"Lo rasakan sesuatu gak? Kek hawa gak enak gitu,"
"Lo aja yang penakut. Apa-apa langsung ngumpet atau gak cari tameng, pantesan gak kuat-kuat lo."
"Gue kuat, ya. Buktinya gue pernah lawan musuh bareng lo sama Dika gitu. Inget?"
Indra menghiraukan pembelaan Taro yang penuh omong kosong. Lebih menjelajahi seni patung, lukisan, serta seni instalasi yang menyilaukan retina. Bangunan yang penuh dengan kaca sebagai tembok, dan pencahayaan sungguh mengganggu mata. Boleh jujur, Dia sangat membenci akan hal ini dan kepingin pulang saja.
"Sabar, sabar. Anak sabar disayang Papa." batin Taro mengelus-elus dada dengan tingkah Indra yang terkesan bodoh amatan sekali.
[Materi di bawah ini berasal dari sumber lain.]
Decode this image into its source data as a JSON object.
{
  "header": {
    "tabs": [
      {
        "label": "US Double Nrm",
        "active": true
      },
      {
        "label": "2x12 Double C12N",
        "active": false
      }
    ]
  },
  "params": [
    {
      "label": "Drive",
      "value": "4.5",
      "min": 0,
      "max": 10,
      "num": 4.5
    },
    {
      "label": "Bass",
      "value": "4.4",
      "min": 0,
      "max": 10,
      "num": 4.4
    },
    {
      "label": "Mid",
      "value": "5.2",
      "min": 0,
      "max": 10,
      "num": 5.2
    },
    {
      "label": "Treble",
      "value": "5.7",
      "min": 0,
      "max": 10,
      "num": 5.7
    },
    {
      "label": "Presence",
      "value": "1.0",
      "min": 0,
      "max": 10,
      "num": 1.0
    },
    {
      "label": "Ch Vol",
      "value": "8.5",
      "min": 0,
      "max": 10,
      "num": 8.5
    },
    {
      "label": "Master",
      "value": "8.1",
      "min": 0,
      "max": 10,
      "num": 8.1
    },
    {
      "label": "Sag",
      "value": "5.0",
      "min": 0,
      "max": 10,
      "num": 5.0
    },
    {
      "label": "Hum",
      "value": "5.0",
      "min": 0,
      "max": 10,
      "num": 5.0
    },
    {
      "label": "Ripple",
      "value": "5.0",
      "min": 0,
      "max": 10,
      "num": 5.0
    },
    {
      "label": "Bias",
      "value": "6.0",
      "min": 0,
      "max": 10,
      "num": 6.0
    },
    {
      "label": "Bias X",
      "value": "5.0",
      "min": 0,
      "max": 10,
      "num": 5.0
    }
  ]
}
Indra meluruskan pandangan ke sebuah lukisan yang begitu menarik perhatiannya akibat bisa terisi objek tergabung dengan satu lukisan yang dapat bikin orang terkecoh untuk memandanginya. Mungkin cocok untuk digunakan teks psikologi.
Di dalam lukisan, terdapat tiga objek yaitu macan kumbang terletak di bagian kiri, sedangkan burung terletak di kanan, dan wajah wanita terletak di antara keduanya, bagian tengah.
Saat pandangan jatuh ke lukisan tersebut, Indra melihat seekor burung dengan melotot tajam ke bawah, sorotan mata burung tersebut dipergunakan untuk mata kanan seorang wanita yang ada pada gambar.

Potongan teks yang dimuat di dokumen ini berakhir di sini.